With other symptoms, though, it seemed that his actions weren’t ravings but genuine changes in his perspective, particularly as it related to the church. According to Zach, my grandfather had come to see his congregation as cruel and unmerciful. I remembered my despair at coming to the same conclusion when I was painting in that dank basement: as if we were finally doing to ourselves what we had been doing to others. I believed Zach’s assessment, because in the months before I left Westboro, my grandfather had been one of the few men in the church who was encouraging more kindness, gentleness, and compassion. Only by pride cometh contention, the verse said, and after the new elders took over, Gramps had quoted and paraphrased it often. “If there is no pride, there will be no contention,” he intoned. “Where there is great humility, there will be no contention.” As if he were trying to reform the beast he had created.
But it was
too late. He had spent decades inculcating us with an ideology that valued fear and control over mercy and grace.

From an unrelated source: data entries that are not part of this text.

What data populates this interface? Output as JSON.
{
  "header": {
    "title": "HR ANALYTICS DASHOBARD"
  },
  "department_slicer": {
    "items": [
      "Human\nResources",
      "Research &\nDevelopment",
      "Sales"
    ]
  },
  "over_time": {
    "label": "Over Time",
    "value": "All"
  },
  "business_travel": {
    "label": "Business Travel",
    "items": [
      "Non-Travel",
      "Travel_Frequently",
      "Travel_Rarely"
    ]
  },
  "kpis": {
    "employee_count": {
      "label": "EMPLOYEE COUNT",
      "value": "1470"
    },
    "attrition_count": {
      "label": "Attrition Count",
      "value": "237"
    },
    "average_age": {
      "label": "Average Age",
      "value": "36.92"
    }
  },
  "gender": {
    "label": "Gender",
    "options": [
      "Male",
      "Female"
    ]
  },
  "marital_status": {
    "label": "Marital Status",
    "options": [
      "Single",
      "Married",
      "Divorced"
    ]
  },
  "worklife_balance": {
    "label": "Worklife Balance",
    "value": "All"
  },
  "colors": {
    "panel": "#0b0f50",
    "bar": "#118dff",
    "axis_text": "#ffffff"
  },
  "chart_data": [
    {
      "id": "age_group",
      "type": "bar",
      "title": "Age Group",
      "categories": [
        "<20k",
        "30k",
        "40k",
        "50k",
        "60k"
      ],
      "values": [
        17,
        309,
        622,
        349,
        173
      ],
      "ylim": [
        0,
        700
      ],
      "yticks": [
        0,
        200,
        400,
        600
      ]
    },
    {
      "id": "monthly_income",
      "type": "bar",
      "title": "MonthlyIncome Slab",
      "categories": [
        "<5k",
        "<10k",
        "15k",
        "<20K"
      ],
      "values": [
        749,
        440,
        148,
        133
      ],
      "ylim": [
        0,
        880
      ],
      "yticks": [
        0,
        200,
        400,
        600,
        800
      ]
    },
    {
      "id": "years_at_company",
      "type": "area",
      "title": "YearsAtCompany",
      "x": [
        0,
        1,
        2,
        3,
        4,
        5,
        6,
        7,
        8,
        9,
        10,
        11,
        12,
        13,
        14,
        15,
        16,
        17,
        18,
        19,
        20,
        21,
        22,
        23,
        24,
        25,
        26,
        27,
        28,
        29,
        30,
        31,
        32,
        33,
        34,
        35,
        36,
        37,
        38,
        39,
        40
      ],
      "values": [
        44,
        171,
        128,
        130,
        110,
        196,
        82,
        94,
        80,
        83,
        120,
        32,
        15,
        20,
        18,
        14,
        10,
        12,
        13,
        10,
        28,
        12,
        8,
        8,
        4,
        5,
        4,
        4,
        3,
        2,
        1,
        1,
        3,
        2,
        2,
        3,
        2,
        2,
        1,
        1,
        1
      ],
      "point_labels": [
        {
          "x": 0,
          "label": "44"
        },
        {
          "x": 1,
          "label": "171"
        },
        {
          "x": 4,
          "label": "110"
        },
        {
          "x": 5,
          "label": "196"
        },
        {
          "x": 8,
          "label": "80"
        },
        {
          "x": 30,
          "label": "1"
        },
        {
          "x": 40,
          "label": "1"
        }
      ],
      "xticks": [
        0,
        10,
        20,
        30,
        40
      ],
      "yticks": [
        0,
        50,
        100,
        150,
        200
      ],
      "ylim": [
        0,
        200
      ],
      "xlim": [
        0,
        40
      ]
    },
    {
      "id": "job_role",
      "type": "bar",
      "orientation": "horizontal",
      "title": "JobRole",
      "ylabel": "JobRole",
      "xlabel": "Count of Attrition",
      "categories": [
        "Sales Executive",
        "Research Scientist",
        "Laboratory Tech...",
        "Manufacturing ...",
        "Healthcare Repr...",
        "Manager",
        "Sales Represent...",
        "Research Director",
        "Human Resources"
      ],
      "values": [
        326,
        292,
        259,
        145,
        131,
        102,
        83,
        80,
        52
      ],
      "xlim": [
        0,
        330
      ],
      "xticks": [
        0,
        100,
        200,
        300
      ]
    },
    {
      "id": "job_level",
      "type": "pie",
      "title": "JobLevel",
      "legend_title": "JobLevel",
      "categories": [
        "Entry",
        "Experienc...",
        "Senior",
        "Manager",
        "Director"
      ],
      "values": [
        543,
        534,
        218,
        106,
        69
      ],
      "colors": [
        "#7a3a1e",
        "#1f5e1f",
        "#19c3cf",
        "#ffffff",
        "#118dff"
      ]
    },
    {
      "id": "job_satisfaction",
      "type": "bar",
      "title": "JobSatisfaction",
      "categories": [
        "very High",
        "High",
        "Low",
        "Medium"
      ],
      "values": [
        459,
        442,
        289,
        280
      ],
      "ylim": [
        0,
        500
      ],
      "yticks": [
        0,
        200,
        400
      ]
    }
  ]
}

He was the one who had taught church members to have unshakable faith in their own perspective, to believe their judgment was as God’s judgment, with de facto status as infallible. Not even my grandfather could stop the course he had set in motion. Though we, or an angel from heaven, preach any other gospel unto you than that which we have preached unto you, let him be accursed. Gramps was the heretic now. His illness was proof not of his age, but that God had condemned him. To church members, dementia was the result of my grandfather’s strange behavior, rather than its cause. If he were a man of God, the argument went, then he wouldn’t have this illness.
I thought of the blind man of John 9. And his disciples asked him, saying, Master, who did sin, this man, or his parents, that he was born blind? Jesus answered, Neither hath this man sinned, nor his parents: but that the works of God should be made manifest in him. The story—along with the entire book of Job—showed clearly that not all illness was punishment for sin.
Westboro knew better, though.
Shortly before he was removed from church membership, as Zach told me, our grandfather had stepped out the front door of the church to address the young people running the Equality House across the street. A nonprofit called Planting Peace had bought the house in 2012 and painted it in the colors of the rainbow, the global symbol of the LGBT rights movement. It was a perpetual monument standing in opposition to the church and its message of judgment and damnation. “You’re good people,” Gramps called out to them from across the street, before he was hustled back inside by Westboro members. At the church meeting where he was excommunicated, the elders gave this incident as the clearest evidence of my grandfather’s heresy—casting his lot in with the Sodomites—and judged that he was lucid when it occurred.